Bolehkah Menikahi Saudara Ipar dalam Pandangan Fiqih

Ilustrasi menikah (Freepik)

Menikahi saudara ipar dalam Islam adalah salah satu topik yang menarik perhatian karena menyentuh batas-batas hubungan keluarga dan aturan mahram dalam syariat. Islam sangat memperhatikan aturan tentang siapa saja yang boleh dan tidak boleh dinikahi demi menjaga kehormatan dan struktur keluarga. Dalam aturan Islam, istilah mahram digunakan untuk merujuk pada orang-orang yang haram dinikahi karena hubungan darah, persusuan, atau pernikahan tertentu. Saudara ipar, secara hukum Islam, tidak termasuk dalam kategori mahram tetap, yang berarti pada kondisi tertentu pernikahan dengannya bisa menjadi sah.


Meskipun demikian, menikahi saudara ipar tidak bisa dilakukan sembarangan dan ada ketentuan yang harus diperhatikan. Pernikahan dengan saudara ipar hanya diperbolehkan jika tidak ada ikatan pernikahan yang masih berlaku antara seseorang dengan saudara kandungnya. Misalnya, jika seorang istri meninggal atau terjadi perceraian, barulah suami diperbolehkan menikahi saudara perempuan istrinya. Hal ini diatur demi menjaga keharmonisan keluarga dan menghindari fitnah atau konflik dalam hubungan keluarga besar.

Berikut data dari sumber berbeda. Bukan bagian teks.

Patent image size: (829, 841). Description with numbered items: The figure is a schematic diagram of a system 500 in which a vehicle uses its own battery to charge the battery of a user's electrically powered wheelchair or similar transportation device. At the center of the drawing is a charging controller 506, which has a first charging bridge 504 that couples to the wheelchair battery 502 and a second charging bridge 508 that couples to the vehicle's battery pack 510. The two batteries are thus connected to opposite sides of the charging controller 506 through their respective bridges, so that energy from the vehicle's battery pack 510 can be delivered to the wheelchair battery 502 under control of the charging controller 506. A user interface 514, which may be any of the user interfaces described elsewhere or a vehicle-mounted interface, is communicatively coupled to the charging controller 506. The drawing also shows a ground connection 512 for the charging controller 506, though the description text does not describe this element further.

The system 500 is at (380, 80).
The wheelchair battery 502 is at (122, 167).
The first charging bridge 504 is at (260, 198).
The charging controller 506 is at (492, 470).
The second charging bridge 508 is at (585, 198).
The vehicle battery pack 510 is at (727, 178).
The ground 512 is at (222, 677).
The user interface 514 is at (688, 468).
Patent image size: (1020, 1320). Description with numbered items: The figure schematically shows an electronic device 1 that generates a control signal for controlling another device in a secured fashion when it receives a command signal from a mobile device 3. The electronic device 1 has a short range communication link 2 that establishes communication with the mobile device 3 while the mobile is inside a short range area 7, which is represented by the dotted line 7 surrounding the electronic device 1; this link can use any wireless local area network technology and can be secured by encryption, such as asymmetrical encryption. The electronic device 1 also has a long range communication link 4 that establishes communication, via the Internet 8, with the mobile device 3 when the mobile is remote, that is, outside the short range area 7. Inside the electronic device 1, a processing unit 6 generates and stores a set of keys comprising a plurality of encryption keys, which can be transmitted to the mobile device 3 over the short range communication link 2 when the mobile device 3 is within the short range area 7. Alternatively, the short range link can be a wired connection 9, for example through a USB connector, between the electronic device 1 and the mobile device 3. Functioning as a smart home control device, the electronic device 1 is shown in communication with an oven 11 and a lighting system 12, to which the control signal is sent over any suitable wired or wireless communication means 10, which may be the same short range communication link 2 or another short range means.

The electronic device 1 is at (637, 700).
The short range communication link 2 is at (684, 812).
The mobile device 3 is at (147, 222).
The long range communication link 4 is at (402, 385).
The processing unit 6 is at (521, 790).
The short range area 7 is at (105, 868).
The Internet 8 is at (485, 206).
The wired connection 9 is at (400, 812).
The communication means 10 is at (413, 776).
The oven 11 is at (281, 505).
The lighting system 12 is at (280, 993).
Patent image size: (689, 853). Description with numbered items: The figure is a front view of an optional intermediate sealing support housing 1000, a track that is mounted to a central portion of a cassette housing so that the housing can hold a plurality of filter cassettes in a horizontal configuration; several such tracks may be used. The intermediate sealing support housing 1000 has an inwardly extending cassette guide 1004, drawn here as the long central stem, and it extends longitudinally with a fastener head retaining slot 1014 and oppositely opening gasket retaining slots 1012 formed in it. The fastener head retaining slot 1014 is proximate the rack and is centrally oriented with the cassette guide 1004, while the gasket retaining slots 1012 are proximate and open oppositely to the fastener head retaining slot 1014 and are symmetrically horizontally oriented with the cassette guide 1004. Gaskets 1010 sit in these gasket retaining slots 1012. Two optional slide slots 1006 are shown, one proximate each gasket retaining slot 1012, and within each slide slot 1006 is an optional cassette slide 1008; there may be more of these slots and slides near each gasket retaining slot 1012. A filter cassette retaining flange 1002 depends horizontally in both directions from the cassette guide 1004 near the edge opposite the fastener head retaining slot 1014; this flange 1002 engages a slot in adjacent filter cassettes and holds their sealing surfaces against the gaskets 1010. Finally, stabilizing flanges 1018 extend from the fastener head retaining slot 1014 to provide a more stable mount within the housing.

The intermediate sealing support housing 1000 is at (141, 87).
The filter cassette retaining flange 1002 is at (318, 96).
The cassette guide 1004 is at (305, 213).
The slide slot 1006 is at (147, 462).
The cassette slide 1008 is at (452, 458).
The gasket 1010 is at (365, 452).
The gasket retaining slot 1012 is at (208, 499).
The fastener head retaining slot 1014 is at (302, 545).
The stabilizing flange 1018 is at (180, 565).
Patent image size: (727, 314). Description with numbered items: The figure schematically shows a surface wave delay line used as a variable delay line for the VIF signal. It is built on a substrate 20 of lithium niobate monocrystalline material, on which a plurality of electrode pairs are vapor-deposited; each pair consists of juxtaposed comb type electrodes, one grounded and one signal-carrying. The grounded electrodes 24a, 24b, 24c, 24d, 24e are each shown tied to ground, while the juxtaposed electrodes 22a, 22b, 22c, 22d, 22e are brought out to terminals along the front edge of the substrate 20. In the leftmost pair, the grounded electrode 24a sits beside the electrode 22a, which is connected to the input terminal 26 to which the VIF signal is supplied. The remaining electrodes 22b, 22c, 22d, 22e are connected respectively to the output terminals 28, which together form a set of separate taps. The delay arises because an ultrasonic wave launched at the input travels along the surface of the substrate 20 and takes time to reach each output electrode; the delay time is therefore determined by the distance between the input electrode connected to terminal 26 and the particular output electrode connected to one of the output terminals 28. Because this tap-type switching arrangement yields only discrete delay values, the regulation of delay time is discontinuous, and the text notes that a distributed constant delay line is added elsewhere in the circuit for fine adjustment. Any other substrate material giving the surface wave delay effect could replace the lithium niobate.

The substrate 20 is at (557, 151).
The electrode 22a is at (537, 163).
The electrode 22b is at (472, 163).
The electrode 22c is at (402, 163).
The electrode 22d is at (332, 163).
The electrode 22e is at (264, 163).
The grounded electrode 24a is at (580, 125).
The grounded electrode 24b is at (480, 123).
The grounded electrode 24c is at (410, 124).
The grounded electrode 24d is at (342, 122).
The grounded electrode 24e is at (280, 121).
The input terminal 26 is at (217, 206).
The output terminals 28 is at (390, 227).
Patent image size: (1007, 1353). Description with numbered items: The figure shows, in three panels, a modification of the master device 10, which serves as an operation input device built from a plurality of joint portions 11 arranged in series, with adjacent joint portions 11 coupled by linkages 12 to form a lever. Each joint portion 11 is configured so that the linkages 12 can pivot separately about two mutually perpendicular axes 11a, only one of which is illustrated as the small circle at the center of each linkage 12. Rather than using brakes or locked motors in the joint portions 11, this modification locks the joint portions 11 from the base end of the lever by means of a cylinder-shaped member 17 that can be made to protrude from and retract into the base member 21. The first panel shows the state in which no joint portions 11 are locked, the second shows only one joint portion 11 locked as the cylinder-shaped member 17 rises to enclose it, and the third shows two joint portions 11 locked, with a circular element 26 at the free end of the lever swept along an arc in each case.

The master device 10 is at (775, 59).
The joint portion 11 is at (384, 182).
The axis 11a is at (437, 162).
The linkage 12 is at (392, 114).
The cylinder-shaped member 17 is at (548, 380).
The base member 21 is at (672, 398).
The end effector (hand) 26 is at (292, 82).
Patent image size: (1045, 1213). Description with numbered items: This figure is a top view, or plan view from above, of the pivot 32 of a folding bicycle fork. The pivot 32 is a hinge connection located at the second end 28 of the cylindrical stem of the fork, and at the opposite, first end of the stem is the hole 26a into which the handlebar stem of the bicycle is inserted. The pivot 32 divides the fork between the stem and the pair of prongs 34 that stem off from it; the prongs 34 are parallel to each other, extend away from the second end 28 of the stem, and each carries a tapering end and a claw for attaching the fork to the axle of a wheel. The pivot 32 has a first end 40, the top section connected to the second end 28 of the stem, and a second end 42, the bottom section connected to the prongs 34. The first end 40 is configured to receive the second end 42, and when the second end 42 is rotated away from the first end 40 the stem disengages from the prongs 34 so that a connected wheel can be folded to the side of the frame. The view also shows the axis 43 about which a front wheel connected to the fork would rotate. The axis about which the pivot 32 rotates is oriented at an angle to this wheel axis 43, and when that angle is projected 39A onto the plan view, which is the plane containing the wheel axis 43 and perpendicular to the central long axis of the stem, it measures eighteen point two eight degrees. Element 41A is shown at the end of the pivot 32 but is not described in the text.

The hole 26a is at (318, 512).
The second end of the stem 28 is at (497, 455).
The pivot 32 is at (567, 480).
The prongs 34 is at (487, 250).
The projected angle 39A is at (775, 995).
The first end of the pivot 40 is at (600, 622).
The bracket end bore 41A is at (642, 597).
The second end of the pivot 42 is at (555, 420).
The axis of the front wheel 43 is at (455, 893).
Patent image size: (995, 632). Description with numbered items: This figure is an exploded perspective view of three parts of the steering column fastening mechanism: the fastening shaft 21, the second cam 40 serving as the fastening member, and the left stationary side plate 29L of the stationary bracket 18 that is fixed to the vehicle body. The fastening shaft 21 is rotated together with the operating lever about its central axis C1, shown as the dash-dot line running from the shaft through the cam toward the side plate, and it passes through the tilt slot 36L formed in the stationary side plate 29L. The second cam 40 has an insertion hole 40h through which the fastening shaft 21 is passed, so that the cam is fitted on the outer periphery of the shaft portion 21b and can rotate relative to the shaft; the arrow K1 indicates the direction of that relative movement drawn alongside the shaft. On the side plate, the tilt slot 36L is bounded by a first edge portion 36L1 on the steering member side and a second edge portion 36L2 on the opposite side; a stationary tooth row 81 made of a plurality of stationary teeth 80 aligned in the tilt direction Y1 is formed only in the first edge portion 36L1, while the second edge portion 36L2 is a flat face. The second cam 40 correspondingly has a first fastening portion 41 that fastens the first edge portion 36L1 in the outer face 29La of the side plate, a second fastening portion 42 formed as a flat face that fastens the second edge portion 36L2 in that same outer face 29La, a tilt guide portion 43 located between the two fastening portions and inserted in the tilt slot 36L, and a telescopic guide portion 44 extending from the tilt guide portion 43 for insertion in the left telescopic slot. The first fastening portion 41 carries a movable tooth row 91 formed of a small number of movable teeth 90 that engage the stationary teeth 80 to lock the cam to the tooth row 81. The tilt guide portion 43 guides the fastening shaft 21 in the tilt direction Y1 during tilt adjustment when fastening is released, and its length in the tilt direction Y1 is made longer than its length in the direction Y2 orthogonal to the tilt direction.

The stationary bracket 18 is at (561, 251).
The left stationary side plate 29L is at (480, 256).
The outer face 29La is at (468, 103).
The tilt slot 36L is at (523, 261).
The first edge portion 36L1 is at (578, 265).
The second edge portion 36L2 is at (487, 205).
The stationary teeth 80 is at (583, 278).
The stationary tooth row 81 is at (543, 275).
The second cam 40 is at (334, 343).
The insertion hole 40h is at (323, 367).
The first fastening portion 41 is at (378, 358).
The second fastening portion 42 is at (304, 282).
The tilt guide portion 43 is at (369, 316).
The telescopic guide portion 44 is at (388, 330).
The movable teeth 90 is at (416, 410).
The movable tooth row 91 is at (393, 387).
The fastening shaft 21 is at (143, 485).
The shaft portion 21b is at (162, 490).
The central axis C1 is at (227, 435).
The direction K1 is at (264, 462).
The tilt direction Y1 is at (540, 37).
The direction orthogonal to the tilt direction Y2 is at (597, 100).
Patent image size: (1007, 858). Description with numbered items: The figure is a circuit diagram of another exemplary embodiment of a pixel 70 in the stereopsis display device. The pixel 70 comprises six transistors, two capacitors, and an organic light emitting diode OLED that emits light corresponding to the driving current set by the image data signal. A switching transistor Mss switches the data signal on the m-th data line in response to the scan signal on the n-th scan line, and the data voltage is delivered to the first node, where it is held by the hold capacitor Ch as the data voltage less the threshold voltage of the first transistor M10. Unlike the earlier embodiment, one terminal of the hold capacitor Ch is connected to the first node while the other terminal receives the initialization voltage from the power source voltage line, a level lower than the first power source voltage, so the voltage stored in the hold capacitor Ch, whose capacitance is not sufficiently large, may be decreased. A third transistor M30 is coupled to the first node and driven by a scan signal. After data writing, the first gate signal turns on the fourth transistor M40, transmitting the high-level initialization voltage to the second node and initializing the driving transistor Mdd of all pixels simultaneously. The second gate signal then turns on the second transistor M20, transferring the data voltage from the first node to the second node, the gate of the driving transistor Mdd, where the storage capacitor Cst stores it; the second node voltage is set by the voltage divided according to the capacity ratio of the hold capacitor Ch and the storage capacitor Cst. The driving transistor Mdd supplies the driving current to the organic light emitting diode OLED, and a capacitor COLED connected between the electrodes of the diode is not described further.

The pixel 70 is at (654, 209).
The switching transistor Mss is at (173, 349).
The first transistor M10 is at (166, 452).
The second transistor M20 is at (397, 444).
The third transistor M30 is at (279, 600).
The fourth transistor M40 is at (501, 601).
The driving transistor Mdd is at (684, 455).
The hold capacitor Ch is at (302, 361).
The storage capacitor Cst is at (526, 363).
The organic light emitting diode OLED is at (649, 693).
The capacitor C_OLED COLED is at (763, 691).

Melalui Al-Quran surat An-Nisa ayat 23, terdapat larangan menikahi saudara kakak beradik dalam waktu bersamaan.


وَأَنْ تَجْمَعُوا بَيْنَ الأُخْتَيْنِ إِلا مَا قَدْ سَلَفَ 


Artinya, “(Diharamkan pula) mengumpulkan (dalam pernikahan) dua perempuan yang bersaudara, kecuali (kejadian pada masa) yang telah lampau,” (QS An-Nisa’ [4]: 23).


Ayat diatas bermakna bahwa dalam syariat Islam dilarang untuk menggabungkan dua saudara perempuan sebagai istri dalam waktu yang bersamaan. Artinya, seorang pria tidak diperbolehkan menikahi seorang perempuan sekaligus saudara perempuannya dalam satu pernikahan, karena hal ini bisa menimbulkan perselisihan dan ketegangan dalam keluarga. 


Namun, ayat ini memberikan pengecualian terhadap hal-hal yang terjadi di masa lalu, yaitu sebelum Islam datang dengan aturan yang jelas ini. Dengan kata lain, jika hal tersebut sudah terjadi sebelum ajaran Islam datang atau sebelum perintah ini turun. Larangan ini adalah bagian dari aturan untuk menjaga hubungan kekeluargaan dan keharmonisan dalam pernikahan sesuai dengan prinsip syariat.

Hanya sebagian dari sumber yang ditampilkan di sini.